Bereits im Januar hat sich in Berlin das Netzwerk freie Literaturszene Berlin (NFLB) als gemeinnütziger Verein gegründet. Zu den Gründungsmitgliedern gehören neben freien Literaturinitiativen wie Lettrétage e.V., Berliner Literarische Aktion e.V., Latinale und KOOK e.V. auch unabhängige Autoren, Übersetzer, Lektoren, Kleinverleger und Literaturveranstalter.
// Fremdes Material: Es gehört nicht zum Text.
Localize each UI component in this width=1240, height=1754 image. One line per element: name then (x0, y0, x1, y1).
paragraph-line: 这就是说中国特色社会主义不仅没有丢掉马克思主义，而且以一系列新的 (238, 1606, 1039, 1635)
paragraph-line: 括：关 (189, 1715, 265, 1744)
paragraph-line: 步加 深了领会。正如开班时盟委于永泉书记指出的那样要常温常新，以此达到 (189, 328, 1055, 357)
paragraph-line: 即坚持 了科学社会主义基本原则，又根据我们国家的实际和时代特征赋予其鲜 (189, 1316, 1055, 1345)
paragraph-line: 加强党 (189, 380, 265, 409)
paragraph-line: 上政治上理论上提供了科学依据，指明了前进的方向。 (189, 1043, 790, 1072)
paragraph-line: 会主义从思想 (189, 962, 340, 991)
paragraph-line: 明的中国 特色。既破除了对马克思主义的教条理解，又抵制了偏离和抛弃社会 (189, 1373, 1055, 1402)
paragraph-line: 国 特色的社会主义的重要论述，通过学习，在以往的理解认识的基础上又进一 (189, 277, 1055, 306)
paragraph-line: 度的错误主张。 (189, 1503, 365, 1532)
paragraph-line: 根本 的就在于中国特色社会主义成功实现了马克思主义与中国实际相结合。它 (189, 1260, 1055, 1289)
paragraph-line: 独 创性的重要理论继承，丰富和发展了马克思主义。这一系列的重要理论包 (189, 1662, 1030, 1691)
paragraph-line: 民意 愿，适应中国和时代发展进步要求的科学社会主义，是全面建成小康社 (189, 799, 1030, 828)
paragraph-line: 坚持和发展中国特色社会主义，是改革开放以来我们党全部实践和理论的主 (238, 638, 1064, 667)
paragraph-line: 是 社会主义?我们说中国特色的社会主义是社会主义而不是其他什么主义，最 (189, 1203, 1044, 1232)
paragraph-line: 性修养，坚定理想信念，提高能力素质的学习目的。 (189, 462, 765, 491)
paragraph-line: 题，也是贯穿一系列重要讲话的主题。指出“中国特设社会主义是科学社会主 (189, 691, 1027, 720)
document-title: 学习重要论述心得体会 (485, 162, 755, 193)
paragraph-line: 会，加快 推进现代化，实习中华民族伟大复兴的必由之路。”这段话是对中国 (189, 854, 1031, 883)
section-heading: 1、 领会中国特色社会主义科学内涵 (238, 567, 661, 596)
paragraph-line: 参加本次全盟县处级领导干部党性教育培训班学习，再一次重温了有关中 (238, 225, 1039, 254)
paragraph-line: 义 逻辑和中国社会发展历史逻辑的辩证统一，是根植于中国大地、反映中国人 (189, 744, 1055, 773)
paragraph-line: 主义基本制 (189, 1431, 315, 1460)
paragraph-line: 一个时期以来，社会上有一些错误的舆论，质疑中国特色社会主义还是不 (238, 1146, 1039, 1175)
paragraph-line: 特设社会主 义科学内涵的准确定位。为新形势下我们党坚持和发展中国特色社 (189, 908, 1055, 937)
Das Netzwerk bestand bereits als offene Aktionsplattform, heißt es in einer Mitteilung des Vereins. Sein wichtigstes Anliegen werde es sein, in einem breiten Bündnis die kulturpolitischen Interessen der freien Literaturszene in Berlin sowie der rund 10.000 literarischen Autoren, Übersetzer und Lektoren der Stadt zu koordinieren und zu vertreten.

Die gemeinsame Plattform will zudem Initiativen, Projekte und Konzepte entwickeln, um die freie Literaturszene zu stärken und Forderungen gegenüber der Kulturpolitik durchsetzen. Vorsitzender des Vereinsvorstands ist Moritz Malsch (Lettrétage e. V.).